Summary Oxytocin is a nine amino acid neuropeptide that is known to play a critical role in fetal expulsion and breast-feeding, and has been recently implicated in mammalian social behavior. The ...actions of both central and peripheral oxytocin are mediated through the oxytocin receptor (Oxtr), which is encoded by a single gene. In contrast to the highly conserved expression of oxytocin in specific hypothalamic nuclei, the expression of its receptor in the brain is highly diverse among different mammalian species or even within individuals of the same species. The diversity in the pattern of brain Oxtr expression among mammals is thought to contribute to the broad range of social systems and organizations. Yet, the mechanisms underlying this diversity are poorly understood.

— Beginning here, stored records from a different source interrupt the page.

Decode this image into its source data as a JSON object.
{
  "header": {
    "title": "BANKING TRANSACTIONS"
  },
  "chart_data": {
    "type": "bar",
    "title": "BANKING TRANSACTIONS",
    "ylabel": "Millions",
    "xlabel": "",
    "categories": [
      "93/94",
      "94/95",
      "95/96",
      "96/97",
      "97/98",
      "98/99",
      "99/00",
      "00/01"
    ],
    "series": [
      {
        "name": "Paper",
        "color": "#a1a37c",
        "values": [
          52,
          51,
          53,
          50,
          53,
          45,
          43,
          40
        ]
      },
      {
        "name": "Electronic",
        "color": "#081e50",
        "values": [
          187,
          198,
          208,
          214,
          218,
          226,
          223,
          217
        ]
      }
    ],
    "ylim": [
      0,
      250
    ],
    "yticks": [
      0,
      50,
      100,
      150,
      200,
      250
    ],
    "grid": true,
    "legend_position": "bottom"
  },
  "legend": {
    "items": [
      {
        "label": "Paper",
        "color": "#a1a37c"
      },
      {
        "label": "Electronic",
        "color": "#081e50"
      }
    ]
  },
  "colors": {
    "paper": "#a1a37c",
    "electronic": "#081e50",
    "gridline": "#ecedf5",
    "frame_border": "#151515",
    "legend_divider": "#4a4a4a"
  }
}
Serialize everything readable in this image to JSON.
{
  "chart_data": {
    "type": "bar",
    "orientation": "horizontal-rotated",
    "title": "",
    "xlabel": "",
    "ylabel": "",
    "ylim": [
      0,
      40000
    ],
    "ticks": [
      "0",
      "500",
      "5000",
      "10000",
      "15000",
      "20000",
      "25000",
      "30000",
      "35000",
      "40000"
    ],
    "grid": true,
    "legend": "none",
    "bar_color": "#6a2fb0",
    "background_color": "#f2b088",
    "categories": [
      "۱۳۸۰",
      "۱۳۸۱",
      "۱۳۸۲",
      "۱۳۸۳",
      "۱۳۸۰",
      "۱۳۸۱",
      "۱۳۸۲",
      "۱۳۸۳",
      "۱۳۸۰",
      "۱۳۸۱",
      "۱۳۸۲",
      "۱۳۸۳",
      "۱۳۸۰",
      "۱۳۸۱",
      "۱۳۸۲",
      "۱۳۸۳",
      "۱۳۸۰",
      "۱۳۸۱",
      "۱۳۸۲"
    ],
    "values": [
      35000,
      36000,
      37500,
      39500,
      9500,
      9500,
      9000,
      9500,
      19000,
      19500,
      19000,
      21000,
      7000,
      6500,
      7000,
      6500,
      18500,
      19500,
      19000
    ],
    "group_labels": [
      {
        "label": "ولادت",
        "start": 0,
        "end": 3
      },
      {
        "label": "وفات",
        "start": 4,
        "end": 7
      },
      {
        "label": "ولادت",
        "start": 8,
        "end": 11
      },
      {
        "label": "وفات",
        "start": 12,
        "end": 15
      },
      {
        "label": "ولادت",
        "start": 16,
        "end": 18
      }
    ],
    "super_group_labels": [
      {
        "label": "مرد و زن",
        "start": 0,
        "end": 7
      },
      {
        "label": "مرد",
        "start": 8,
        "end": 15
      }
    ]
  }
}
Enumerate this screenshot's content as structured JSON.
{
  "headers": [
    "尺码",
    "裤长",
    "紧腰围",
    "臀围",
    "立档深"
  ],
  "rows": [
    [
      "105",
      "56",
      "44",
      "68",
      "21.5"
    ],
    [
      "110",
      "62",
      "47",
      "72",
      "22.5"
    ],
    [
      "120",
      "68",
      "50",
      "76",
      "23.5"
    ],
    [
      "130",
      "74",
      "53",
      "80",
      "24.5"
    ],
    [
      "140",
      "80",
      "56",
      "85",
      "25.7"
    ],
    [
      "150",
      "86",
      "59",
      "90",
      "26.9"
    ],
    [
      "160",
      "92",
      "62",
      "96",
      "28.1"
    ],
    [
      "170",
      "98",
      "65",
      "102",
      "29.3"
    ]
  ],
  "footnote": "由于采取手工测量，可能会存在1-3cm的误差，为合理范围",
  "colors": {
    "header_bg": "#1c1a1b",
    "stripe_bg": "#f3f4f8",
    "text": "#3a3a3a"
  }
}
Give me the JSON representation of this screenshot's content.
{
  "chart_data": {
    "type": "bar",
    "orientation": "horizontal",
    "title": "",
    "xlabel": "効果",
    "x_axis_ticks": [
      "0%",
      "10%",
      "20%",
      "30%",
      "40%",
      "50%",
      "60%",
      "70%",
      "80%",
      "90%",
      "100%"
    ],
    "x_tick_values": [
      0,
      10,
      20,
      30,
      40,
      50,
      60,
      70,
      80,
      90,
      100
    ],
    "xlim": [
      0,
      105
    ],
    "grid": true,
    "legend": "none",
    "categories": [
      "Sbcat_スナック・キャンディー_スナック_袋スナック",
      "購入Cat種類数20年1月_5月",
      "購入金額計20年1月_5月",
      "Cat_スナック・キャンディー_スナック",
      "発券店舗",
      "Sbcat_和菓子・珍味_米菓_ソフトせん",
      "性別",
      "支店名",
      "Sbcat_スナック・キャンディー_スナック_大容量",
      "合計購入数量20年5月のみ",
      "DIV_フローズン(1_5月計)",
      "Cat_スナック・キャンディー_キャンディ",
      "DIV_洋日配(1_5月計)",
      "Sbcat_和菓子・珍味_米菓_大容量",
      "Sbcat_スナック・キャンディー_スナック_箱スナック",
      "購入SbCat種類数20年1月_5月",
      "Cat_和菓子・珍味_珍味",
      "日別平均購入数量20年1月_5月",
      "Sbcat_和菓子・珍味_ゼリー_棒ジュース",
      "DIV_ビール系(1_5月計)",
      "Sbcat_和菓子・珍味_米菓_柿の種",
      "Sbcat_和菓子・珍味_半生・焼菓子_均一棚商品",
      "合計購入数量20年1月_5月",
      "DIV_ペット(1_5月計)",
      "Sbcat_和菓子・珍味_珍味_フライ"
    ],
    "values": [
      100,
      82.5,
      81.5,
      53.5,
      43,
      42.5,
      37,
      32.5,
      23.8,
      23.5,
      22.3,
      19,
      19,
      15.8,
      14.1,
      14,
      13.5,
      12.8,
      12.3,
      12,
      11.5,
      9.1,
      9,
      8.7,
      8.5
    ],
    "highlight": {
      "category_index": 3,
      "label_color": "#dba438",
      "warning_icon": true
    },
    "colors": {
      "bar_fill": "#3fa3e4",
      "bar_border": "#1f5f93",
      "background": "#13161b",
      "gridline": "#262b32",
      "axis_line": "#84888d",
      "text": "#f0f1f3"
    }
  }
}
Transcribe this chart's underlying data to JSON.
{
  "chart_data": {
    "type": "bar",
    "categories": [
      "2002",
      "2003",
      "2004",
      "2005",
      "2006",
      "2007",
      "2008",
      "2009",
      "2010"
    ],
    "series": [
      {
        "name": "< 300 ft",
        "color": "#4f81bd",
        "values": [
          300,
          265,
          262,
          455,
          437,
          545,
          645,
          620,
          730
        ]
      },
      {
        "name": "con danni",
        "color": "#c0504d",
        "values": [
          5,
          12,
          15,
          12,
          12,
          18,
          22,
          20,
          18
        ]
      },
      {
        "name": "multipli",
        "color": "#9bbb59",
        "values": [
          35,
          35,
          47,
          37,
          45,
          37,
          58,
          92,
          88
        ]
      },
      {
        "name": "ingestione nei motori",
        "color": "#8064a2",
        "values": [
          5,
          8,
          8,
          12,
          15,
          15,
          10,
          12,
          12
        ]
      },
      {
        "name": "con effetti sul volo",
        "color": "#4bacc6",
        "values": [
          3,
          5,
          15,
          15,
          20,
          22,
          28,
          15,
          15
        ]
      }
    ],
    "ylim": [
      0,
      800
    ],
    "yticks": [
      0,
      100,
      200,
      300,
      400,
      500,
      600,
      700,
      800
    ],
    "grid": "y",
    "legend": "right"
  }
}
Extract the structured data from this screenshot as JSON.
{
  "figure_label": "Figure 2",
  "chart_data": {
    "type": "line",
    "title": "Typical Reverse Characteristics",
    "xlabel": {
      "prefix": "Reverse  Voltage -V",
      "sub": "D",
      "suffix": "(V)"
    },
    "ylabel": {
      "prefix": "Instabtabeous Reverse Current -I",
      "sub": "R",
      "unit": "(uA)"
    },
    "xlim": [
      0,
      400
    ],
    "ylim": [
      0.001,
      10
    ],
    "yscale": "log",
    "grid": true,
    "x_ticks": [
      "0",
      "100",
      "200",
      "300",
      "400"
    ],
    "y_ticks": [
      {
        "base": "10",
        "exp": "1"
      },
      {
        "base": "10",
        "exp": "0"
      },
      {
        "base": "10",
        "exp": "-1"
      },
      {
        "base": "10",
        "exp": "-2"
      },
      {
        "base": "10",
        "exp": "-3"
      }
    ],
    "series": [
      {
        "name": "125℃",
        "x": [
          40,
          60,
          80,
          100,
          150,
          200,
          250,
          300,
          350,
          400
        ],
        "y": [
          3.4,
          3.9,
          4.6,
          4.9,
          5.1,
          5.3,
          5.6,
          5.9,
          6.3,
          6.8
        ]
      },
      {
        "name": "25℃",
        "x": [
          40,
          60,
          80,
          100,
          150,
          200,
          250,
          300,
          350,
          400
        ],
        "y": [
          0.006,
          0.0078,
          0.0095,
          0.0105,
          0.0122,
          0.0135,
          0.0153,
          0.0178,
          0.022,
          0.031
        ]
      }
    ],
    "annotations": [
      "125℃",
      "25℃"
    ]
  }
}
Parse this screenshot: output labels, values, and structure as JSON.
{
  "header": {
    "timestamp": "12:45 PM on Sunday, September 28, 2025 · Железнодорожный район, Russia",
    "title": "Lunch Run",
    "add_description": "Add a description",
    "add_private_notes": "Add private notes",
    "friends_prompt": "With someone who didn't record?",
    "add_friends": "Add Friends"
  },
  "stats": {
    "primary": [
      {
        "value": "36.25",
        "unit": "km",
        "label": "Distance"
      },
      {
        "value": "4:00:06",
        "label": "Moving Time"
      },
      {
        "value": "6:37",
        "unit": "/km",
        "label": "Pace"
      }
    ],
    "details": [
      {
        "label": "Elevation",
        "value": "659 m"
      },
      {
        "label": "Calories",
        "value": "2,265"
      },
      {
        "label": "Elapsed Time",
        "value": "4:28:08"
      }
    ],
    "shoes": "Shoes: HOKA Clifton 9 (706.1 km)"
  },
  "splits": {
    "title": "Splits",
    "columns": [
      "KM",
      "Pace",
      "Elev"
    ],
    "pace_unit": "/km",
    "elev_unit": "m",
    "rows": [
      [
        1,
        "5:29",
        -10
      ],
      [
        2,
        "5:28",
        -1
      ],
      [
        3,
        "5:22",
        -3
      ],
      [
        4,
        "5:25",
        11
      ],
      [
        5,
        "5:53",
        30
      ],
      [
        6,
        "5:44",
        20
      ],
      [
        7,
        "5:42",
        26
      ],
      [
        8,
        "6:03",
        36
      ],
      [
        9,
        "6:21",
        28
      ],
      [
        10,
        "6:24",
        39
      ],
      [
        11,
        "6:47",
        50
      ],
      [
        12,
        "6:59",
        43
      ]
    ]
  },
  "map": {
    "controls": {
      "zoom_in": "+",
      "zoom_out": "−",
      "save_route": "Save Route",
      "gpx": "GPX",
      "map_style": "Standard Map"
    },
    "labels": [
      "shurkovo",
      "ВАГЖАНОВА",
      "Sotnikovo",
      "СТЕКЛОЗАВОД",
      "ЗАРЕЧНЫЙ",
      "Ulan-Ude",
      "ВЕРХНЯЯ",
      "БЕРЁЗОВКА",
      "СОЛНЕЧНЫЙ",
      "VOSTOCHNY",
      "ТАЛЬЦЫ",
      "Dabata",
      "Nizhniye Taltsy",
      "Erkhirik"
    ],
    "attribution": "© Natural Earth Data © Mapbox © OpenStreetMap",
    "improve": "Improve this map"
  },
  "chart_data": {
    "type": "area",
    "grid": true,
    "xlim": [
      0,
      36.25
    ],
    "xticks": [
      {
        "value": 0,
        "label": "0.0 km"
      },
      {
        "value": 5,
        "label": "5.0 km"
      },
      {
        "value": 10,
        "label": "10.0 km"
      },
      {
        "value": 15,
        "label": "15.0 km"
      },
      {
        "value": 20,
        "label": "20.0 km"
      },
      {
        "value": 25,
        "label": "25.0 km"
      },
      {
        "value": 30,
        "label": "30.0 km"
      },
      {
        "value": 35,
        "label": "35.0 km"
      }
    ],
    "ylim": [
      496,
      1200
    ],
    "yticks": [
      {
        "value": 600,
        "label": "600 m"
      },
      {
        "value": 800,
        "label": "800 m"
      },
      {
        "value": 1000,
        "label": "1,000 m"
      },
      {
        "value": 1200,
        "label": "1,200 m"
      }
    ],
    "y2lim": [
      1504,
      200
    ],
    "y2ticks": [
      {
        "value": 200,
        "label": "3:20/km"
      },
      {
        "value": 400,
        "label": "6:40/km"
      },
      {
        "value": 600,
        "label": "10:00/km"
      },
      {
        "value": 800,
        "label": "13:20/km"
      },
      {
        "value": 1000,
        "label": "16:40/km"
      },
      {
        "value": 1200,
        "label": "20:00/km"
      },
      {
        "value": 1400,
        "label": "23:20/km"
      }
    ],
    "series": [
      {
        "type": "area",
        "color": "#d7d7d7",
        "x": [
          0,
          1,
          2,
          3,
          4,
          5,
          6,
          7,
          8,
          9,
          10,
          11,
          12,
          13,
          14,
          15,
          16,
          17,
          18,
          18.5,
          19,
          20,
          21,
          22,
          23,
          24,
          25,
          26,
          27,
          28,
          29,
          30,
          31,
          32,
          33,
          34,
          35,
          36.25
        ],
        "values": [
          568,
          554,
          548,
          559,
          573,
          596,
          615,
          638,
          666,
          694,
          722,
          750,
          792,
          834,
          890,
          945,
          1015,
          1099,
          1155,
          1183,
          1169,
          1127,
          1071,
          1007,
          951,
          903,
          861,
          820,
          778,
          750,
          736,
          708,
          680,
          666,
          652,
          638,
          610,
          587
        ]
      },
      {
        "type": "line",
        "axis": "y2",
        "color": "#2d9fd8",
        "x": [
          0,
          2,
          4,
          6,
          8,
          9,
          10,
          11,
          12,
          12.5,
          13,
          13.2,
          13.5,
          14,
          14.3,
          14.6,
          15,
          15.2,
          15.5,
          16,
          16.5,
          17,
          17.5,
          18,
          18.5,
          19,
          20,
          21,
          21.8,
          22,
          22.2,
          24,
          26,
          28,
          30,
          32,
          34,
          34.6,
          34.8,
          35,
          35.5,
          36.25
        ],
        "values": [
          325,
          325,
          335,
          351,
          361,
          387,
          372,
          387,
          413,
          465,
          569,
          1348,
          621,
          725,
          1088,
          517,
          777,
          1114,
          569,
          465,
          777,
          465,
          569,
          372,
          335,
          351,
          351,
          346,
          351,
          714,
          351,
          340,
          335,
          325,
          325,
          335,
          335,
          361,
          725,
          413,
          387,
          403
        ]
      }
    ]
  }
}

DNA methylation is a major epigenetic mechanism that regulates gene transcription, and has been linked to reduced expression levels of the Oxtr in individuals with autism. Here we hypothesize that DNA methylation is involved in the expression regulation of Oxtr in the mouse brain. By combining bisulfite DNA conversion and Next-Generation Sequencing we found that specific CpG sites are differentially methylated between distinct brain regions expressing different levels of Oxtr mRNA. Some of these CpG sites are located within putative binding sites of transcription factors known to regulate Oxtr expression, including estrogen receptor α (ERα) and SP1. Specifically, methylation of the SP1 site was found to positively correlate with Oxtr expression. Furthermore, we revealed that the methylation levels of these sites in the various brain regions predict the relationship between ERα and Oxtr mRNA levels. Collectively, our results suggest that brain region-specific expression of the mouse Oxtr gene is epigenetically regulated by DNA methylation of its promoter.